In tutte e tre queste eventualità, la Siria sembra destinata ad attraversare una fase devastante di guerre intestine con grandi perdite di vite umane, ampi flussi di profughi dentro e fuori i suoi confini, un crollo dell'economia e uno sgretolamento dello Stato e dell'infrastruttura economica. Anche se più libera e democratica, la Siria che emergerà da questo conflitto sarà pertanto più povera, più debole, divisa al suo interno e soggetta a pesanti ingerenze esterne, come è già accaduto ad altri suoi vicini quali il Libano e l'Iraq. Al pari di questi due paesi, sarà dilaniata da antagonismi etnici e religiosi e diverrà fertile terreno di guerre per procura che coinvolgeranno l'Iran, l'Arabia Saudita, il Qatar, gli Stati Uniti e la Turchia.

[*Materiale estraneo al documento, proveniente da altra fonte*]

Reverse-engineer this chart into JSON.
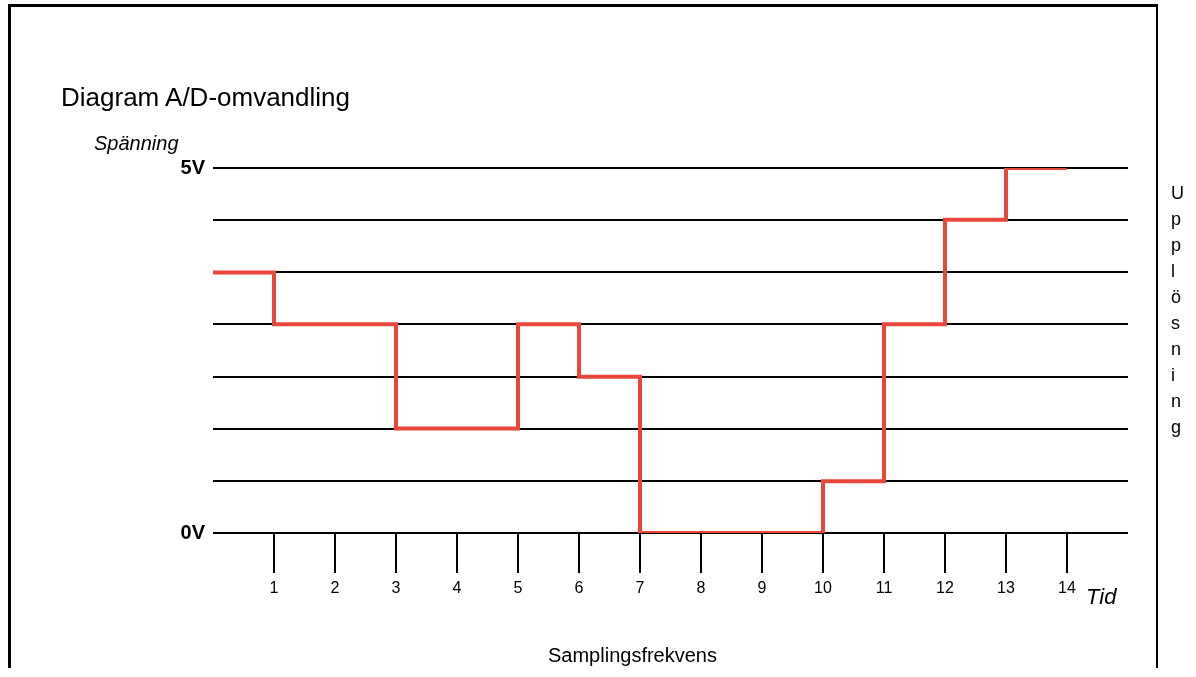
{
  "chart_data": {
    "type": "step",
    "title": "Diagram A/D-omvandling",
    "xlabel": "Tid",
    "ylabel": "Spänning",
    "annotations": [
      "Samplingsfrekvens",
      "Upplösning"
    ],
    "x": [
      0,
      1,
      2,
      3,
      4,
      5,
      6,
      7,
      8,
      9,
      10,
      11,
      12,
      13,
      14
    ],
    "series": [
      {
        "color": "#e8473a",
        "values": [
          3.57,
          2.86,
          2.86,
          1.43,
          1.43,
          2.86,
          2.14,
          0,
          0,
          0,
          0.71,
          2.86,
          4.29,
          5,
          5
        ]
      }
    ],
    "xlim": [
      0,
      15
    ],
    "xticks": [
      1,
      2,
      3,
      4,
      5,
      6,
      7,
      8,
      9,
      10,
      11,
      12,
      13,
      14
    ],
    "ylim": [
      0,
      5
    ],
    "yticks": [
      {
        "value": 0,
        "label": "0V"
      },
      {
        "value": 0.71,
        "label": null
      },
      {
        "value": 1.43,
        "label": null
      },
      {
        "value": 2.14,
        "label": null
      },
      {
        "value": 2.86,
        "label": null
      },
      {
        "value": 3.57,
        "label": null
      },
      {
        "value": 4.29,
        "label": null
      },
      {
        "value": 5,
        "label": "5V"
      }
    ],
    "grid": "y",
    "legend": false
  }
}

Teoricamente, però, vi è ancora la speranza di un esito positivo della crisi siriana, sempreché Assad ceda alle pressioni internazionali favorendo l'avvento di un governo di transizione dopo una crisi pilotata. Come nel caso dell'Egitto, della Tunisia e dello Yemen, le dimissioni del presidente potrebbero essere il prezzo indispensabile per placare temporaneamente l'opposizione e creare in tal modo le condizioni propizie a un passaggio pacifico dei poteri. In questo caso, il "vecchio Stato" continuerebbe a svolgere un ruolo importante, con un governo che includerebbe tutti i partiti, in attesa di libere elezioni che spianerebbero la via verso una nuova costituzione e un nuovo ordinamento politico.

IL PROCESSO DI TRANSIZIONE potrebbe svolgersi secondo il modello egiziano, con il presidente costretto ad abbandonare il potere, mentre lo Stato e le forze armate continuerebbero a esercitare le loro funzioni. In questo modo, contribuirebbero a garantire la stabilità, consentendo regolari elezioni che porterebbero in parlamento e forse anche alla presidenza i rappresentanti dell'opposizione.

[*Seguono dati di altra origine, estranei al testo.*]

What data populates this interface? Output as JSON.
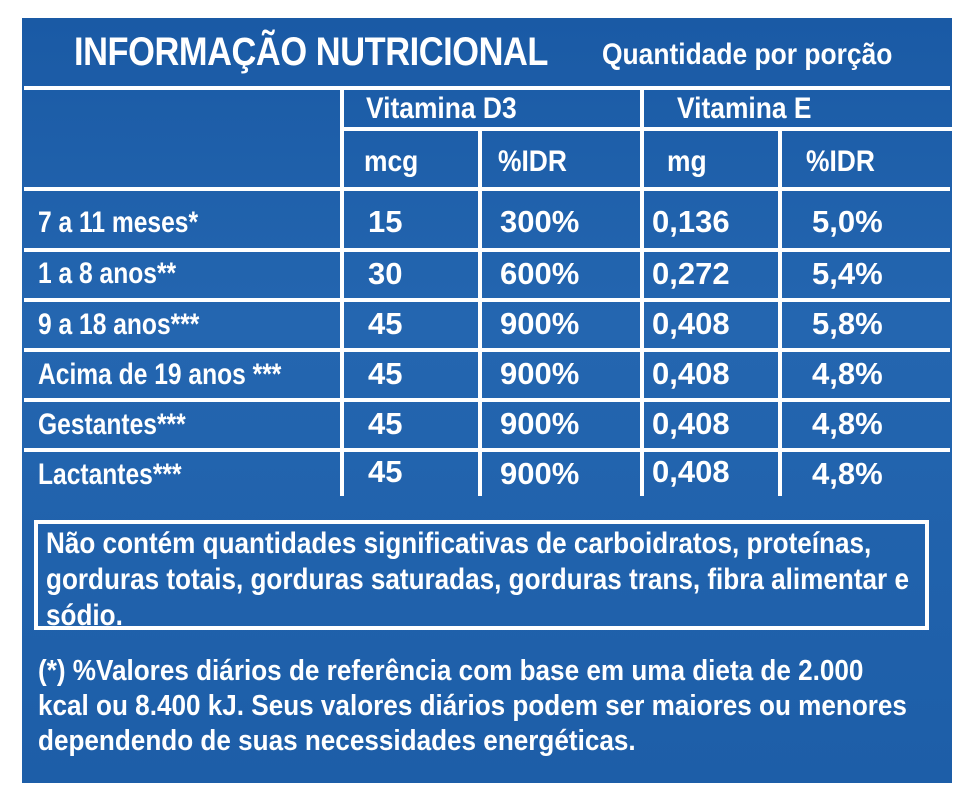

C'è ancora spazio per una soluzione di questo tipo in Siria, e qualsiasi perdita che il regime dovesse subire renderebbe i suoi leader più propensi a un compromesso del genere. La comunità internazionale non dovrebbe smettere di esercitare pressioni sul regine di Assad, pur continuando a prospettare l'opportunità di una soluzione politica per la Siria.